The center tagged more than 13.4 million files in 2022 and added 1.1 million hash values to its list of more than 6.3 million hash values of known child sexual abuse material, according to its website.

To double down on that effort, NCMEC also launched its new online tool Take it Down. It’s a free service for anyone who believes they may have sexually explicit content or a semi-nude image of themselves on the internet that was taken before they were 18 years old.

“They select images on their phone — images or videos right from their device — that we will create a hash for that digital fingerprint. That image and video never leaves their phone and we can never recreate that image from the hash either,” Walsh said. “But just with that digital fingerprint, we can share that out with our partners and take it down and they can monitor their services, even encrypted platforms to see if that hash value matches another hash on their system.”

Walsh said since the tool’s launch in December 2022, NCMEC’s already received more than 34,000 individual reports.

But sometimes waiting for justice can add to the turmoil haunting CSAM victims, because oftentimes, despite law enforcement and advocate efforts, many victims never get it.

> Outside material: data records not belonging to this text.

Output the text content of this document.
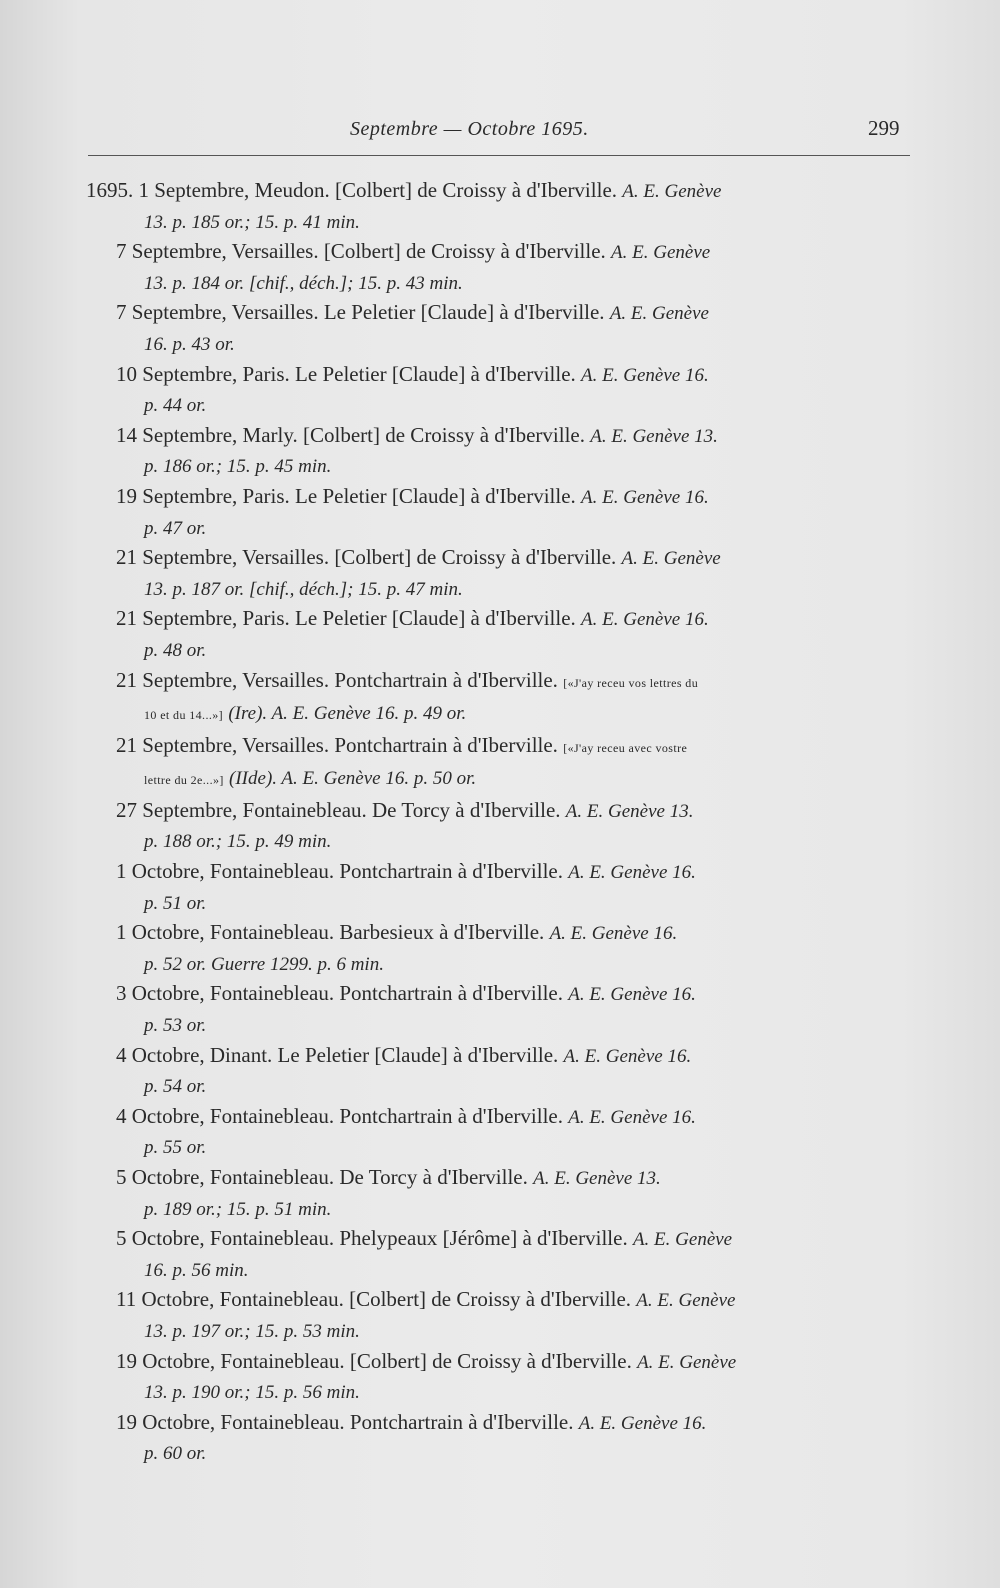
Septembre — Octobre 1695.	299

1695. 1 Septembre, Meudon. [Colbert] de Croissy à d'Iberville. A. E. Genève
13. p. 185 or.; 15. p. 41 min.

7 Septembre, Versailles. [Colbert] de Croissy à d'Iberville. A. E. Genève
13. p. 184 or. [chif., déch.]; 15. p. 43 min.

7 Septembre, Versailles. Le Peletier [Claude] à d'Iberville. A. E. Genève
16. p. 43 or.

10 Septembre, Paris. Le Peletier [Claude] à d'Iberville. A. E. Genève 16.
p. 44 or.

14 Septembre, Marly. [Colbert] de Croissy à d'Iberville. A. E. Genève 13.
p. 186 or.; 15. p. 45 min.

19 Septembre, Paris. Le Peletier [Claude] à d'Iberville. A. E. Genève 16.
p. 47 or.

21 Septembre, Versailles. [Colbert] de Croissy à d'Iberville. A. E. Genève
13. p. 187 or. [chif., déch.]; 15. p. 47 min.

21 Septembre, Paris. Le Peletier [Claude] à d'Iberville. A. E. Genève 16.
p. 48 or.

21 Septembre, Versailles. Pontchartrain à d'Iberville. [«J'ay receu vos lettres du
10 et du 14...»] (Ire). A. E. Genève 16. p. 49 or.

21 Septembre, Versailles. Pontchartrain à d'Iberville. [«J'ay receu avec vostre
lettre du 2e...»] (IIde). A. E. Genève 16. p. 50 or.

27 Septembre, Fontainebleau. De Torcy à d'Iberville. A. E. Genève 13.
p. 188 or.; 15. p. 49 min.

1 Octobre, Fontainebleau. Pontchartrain à d'Iberville. A. E. Genève 16.
p. 51 or.

1 Octobre, Fontainebleau. Barbesieux à d'Iberville. A. E. Genève 16.
p. 52 or. Guerre 1299. p. 6 min.

3 Octobre, Fontainebleau. Pontchartrain à d'Iberville. A. E. Genève 16.
p. 53 or.

4 Octobre, Dinant. Le Peletier [Claude] à d'Iberville. A. E. Genève 16.
p. 54 or.

4 Octobre, Fontainebleau. Pontchartrain à d'Iberville. A. E. Genève 16.
p. 55 or.

5 Octobre, Fontainebleau. De Torcy à d'Iberville. A. E. Genève 13.
p. 189 or.; 15. p. 51 min.

5 Octobre, Fontainebleau. Phelypeaux [Jérôme] à d'Iberville. A. E. Genève
16. p. 56 min.

11 Octobre, Fontainebleau. [Colbert] de Croissy à d'Iberville. A. E. Genève
13. p. 197 or.; 15. p. 53 min.

19 Octobre, Fontainebleau. [Colbert] de Croissy à d'Iberville. A. E. Genève
13. p. 190 or.; 15. p. 56 min.

19 Octobre, Fontainebleau. Pontchartrain à d'Iberville. A. E. Genève 16.
p. 60 or.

“You can hire as many attorneys as you want, and go into any as many legal litigation battles as you want, and it’s really hard when you’re a child and then you have to hire an attorney, you have to tell your parents about it right? I think that’s a really frustrating issue,” Chaglasion said. “This is not something that children to take the burden of. It’s a very, very complex legal process, and for one, for adults to be able to mitigate, let alone literal children who are 11, 12, 13, 15, even 18-year-olds, it’s a very impossible battle to win.”

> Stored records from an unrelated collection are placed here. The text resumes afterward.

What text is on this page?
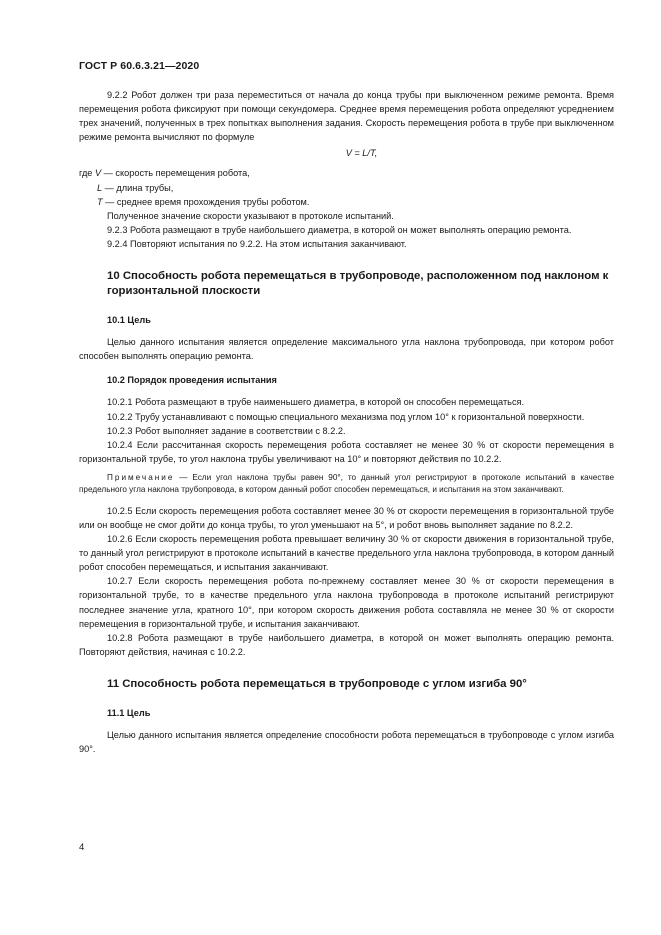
ГОСТ Р 60.6.3.21—2020

9.2.2 Робот должен три раза переместиться от начала до конца трубы при выключенном режиме ремонта. Время перемещения робота фиксируют при помощи секундомера. Среднее время перемещения робота определяют усреднением трех значений, полученных в трех попытках выполнения задания. Скорость перемещения робота в трубе при выключенном режиме ремонта вычисляют по формуле

V = L/T,

где V — скорость перемещения робота,

L — длина трубы,

T — среднее время прохождения трубы роботом.

Полученное значение скорости указывают в протоколе испытаний.

9.2.3 Робота размещают в трубе наибольшего диаметра, в которой он может выполнять операцию ремонта.

9.2.4 Повторяют испытания по 9.2.2. На этом испытания заканчивают.

10 Способность робота перемещаться в трубопроводе, расположенном под наклоном к горизонтальной плоскости

10.1 Цель

Целью данного испытания является определение максимального угла наклона трубопровода, при котором робот способен выполнять операцию ремонта.

10.2 Порядок проведения испытания

10.2.1 Робота размещают в трубе наименьшего диаметра, в которой он способен перемещаться.

10.2.2 Трубу устанавливают с помощью специального механизма под углом 10° к горизонтальной поверхности.

10.2.3 Робот выполняет задание в соответствии с 8.2.2.

10.2.4 Если рассчитанная скорость перемещения робота составляет не менее 30 % от скорости перемещения в горизонтальной трубе, то угол наклона трубы увеличивают на 10° и повторяют действия по 10.2.2.

Примечание — Если угол наклона трубы равен 90°, то данный угол регистрируют в протоколе испытаний в качестве предельного угла наклона трубопровода, в котором данный робот способен перемещаться, и испытания на этом заканчивают.

10.2.5 Если скорость перемещения робота составляет менее 30 % от скорости перемещения в горизонтальной трубе или он вообще не смог дойти до конца трубы, то угол уменьшают на 5°, и робот вновь выполняет задание по 8.2.2.

10.2.6 Если скорость перемещения робота превышает величину 30 % от скорости движения в горизонтальной трубе, то данный угол регистрируют в протоколе испытаний в качестве предельного угла наклона трубопровода, в котором данный робот способен перемещаться, и испытания заканчивают.

10.2.7 Если скорость перемещения робота по-прежнему составляет менее 30 % от скорости перемещения в горизонтальной трубе, то в качестве предельного угла наклона трубопровода в протоколе испытаний регистрируют последнее значение угла, кратного 10°, при котором скорость движения робота составляла не менее 30 % от скорости перемещения в горизонтальной трубе, и испытания заканчивают.

10.2.8 Робота размещают в трубе наибольшего диаметра, в которой он может выполнять операцию ремонта. Повторяют действия, начиная с 10.2.2.

11 Способность робота перемещаться в трубопроводе с углом изгиба 90°

11.1 Цель

Целью данного испытания является определение способности робота перемещаться в трубопроводе с углом изгиба 90°.

4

Chaglasion said she’s still going through litigation in efforts to hold her abuser, and others who have viewed and distributed her photos, accountable. Her journey inspired her to co-found Protect Kids, Not Abusers, a coalition pushing for legislative change.

Chaglasion’s efforts focus on getting laws rewritten to better protect young victims.

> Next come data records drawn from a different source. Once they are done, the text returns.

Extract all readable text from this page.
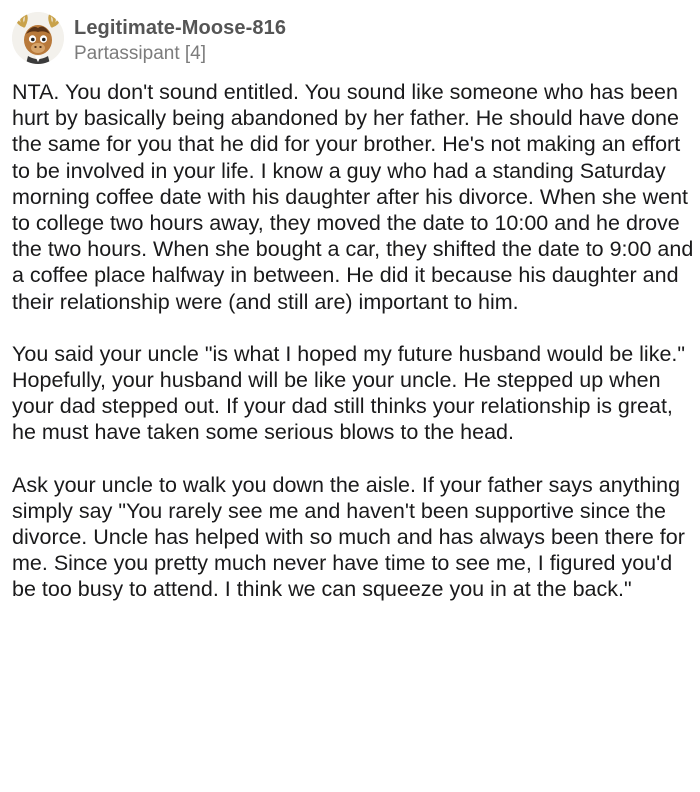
Legitimate-Moose-816
Partassipant [4]

NTA. You don't sound entitled. You sound like someone who has been hurt by basically being abandoned by her father. He should have done the same for you that he did for your brother. He's not making an effort to be involved in your life. I know a guy who had a standing Saturday morning coffee date with his daughter after his divorce. When she went to college two hours away, they moved the date to 10:00 and he drove the two hours. When she bought a car, they shifted the date to 9:00 and a coffee place halfway in between. He did it because his daughter and their relationship were (and still are) important to him.

You said your uncle "is what I hoped my future husband would be like." Hopefully, your husband will be like your uncle. He stepped up when your dad stepped out. If your dad still thinks your relationship is great, he must have taken some serious blows to the head.

Ask your uncle to walk you down the aisle. If your father says anything simply say "You rarely see me and haven't been supportive since the divorce. Uncle has helped with so much and has always been there for me. Since you pretty much never have time to see me, I figured you'd be too busy to attend. I think we can squeeze you in at the back."
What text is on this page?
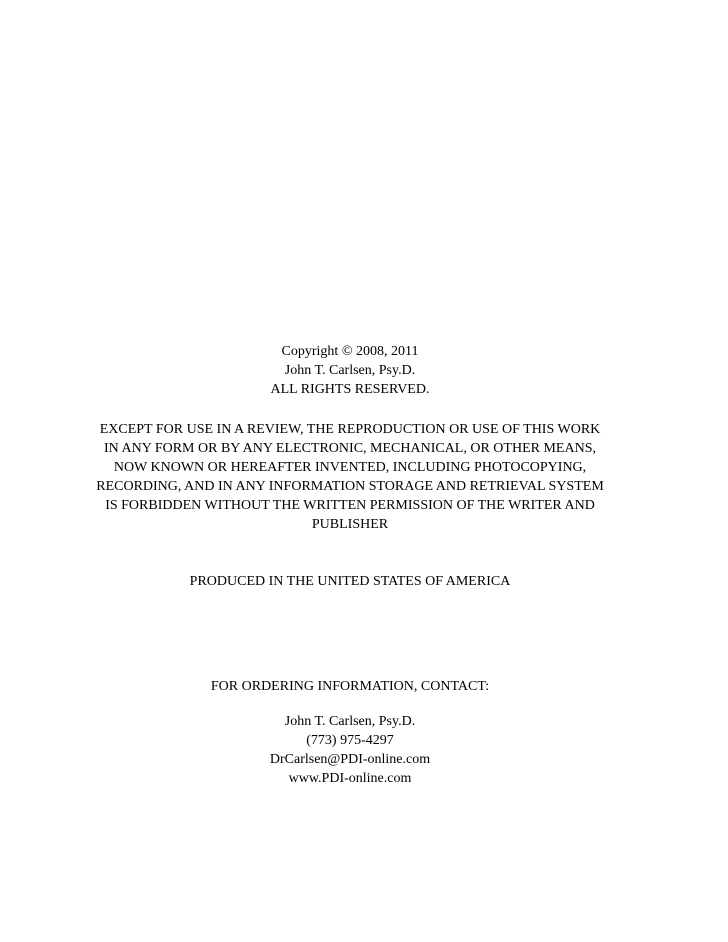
Copyright © 2008, 2011
John T. Carlsen, Psy.D.
ALL RIGHTS RESERVED.
EXCEPT FOR USE IN A REVIEW, THE REPRODUCTION OR USE OF THIS WORK
IN ANY FORM OR BY ANY ELECTRONIC, MECHANICAL, OR OTHER MEANS,
NOW KNOWN OR HEREAFTER INVENTED, INCLUDING PHOTOCOPYING,
RECORDING, AND IN ANY INFORMATION STORAGE AND RETRIEVAL SYSTEM
IS FORBIDDEN WITHOUT THE WRITTEN PERMISSION OF THE WRITER AND
PUBLISHER
PRODUCED IN THE UNITED STATES OF AMERICA
FOR ORDERING INFORMATION, CONTACT:
John T. Carlsen, Psy.D.
(773) 975-4297
DrCarlsen@PDI-online.com
www.PDI-online.com
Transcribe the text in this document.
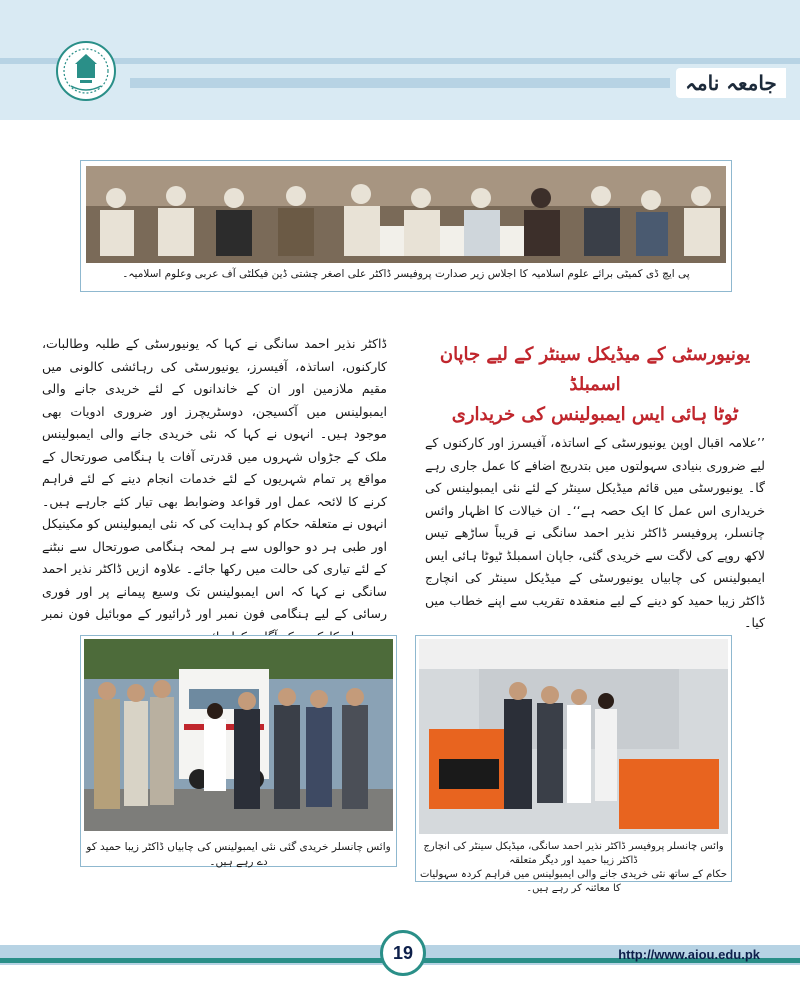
جامعہ نامہ
پی ایچ ڈی کمیٹی برائے علوم اسلامیہ کا اجلاس زیر صدارت پروفیسر ڈاکٹر علی اصغر چشتی ڈین فیکلٹی آف عربی وعلوم اسلامیہ۔
یونیورسٹی کے میڈیکل سینٹر کے لیے جاپان اسمبلڈ
ٹوٹا ہائی ایس ایمبولینس کی خریداری
’’علامہ اقبال اوپن یونیورسٹی کے اساتذہ، آفیسرز اور کارکنوں کے لیے ضروری بنیادی سہولتوں میں بتدریج اضافے کا عمل جاری رہے گا۔ یونیورسٹی میں قائم میڈیکل سینٹر کے لئے نئی ایمبولینس کی خریداری اس عمل کا ایک حصہ ہے‘‘۔ ان خیالات کا اظہار وائس چانسلر، پروفیسر ڈاکٹر نذیر احمد سانگی نے قریباً ساڑھے تیس لاکھ روپے کی لاگت سے خریدی گئی، جاپان اسمبلڈ ٹیوٹا ہائی ایس ایمبولینس کی چابیاں یونیورسٹی کے میڈیکل سینٹر کی انچارج ڈاکٹر زیبا حمید کو دینے کے لیے منعقدہ تقریب سے اپنے خطاب میں کیا۔
ڈاکٹر نذیر احمد سانگی نے کہا کہ یونیورسٹی کے طلبہ وطالبات، کارکنوں، اساتذہ، آفیسرز، یونیورسٹی کی رہائشی کالونی میں مقیم ملازمین اور ان کے خاندانوں کے لئے خریدی جانے والی ایمبولینس میں آکسیجن، دوسٹریچرز اور ضروری ادویات بھی موجود ہیں۔ انہوں نے کہا کہ نئی خریدی جانے والی ایمبولینس ملک کے جڑواں شہروں میں قدرتی آفات یا ہنگامی صورتحال کے مواقع پر تمام شہریوں کے لئے خدمات انجام دینے کے لئے فراہم کرنے کا لائحہ عمل اور قواعد وضوابط بھی تیار کئے جارہے ہیں۔ انہوں نے متعلقہ حکام کو ہدایت کی کہ نئی ایمبولینس کو مکینیکل اور طبی ہر دو حوالوں سے ہر لمحہ ہنگامی صورتحال سے نبٹنے کے لئے تیاری کی حالت میں رکھا جائے۔ علاوہ ازیں ڈاکٹر نذیر احمد سانگی نے کہا کہ اس ایمبولینس تک وسیع پیمانے پر اور فوری رسائی کے لیے ہنگامی فون نمبر اور ڈرائیور کے موبائیل فون نمبر
وائس چانسلر خریدی گئی نئی ایمبولینس کی چابیاں ڈاکٹر زیبا حمید کو دے رہے ہیں۔
وائس چانسلر پروفیسر ڈاکٹر نذیر احمد سانگی، میڈیکل سینٹر کی انچارج ڈاکٹر زیبا حمید اور دیگر متعلقہ
حکام کے ساتھ نئی خریدی جانے والی ایمبولینس میں فراہم کردہ سہولیات کا معائنہ کر رہے ہیں۔
19	http://www.aiou.edu.pk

“Pedophiles use (Omegle) to target children, and there’s a lot of other websites that are being used, Roblox or just kids games, Discord, and Reddit, right?” Chaglsion said. “I’ve reached out to the team multiple times. There are Reddit forums that should not exist. Even Pornhub does not have like “Daddy Dom, Little Girl?” They don’t allow certain keywords. And that was because of CSAM victims who have come out and advocated hundreds of millions of times and sued Pornhub because their content has made porn of millions of dollars.”

Her coalition already got one bill passed in Chaglasion’s home state of California.

SB-558 now extends the statute of limitations from 10 years after the production of CSAM to when the victim turns 40 years old, or 5 years after they realize the material has been produced, whichever date comes later. The bill also amends the definition of “distribution” of CSAM in the California Penal Code to include “public display.”

“A lot of children get their CSAM distributed before they’re 8 years old, or like you can get your CSAM distributed, but not know anything about it. And to know that children — the statute of limitations were expiring before they were even of legal age to hire an attorney is crazy,” Chaglasion said.

Her coalition is now setting its sights on the federal Earn It Act, which if passed, would allow victims to sue third-party websites that allow or ignore child sexual abuse material on their sites.

​”It’s a very important one, and I hope there’s movement on it this year,” she said.

The fight to prevent and remove child sexual abuse will never end but as Chaglasion and others continue work to unravel the web, they want victims to know:

“You are not at fault,” Chaglasion said.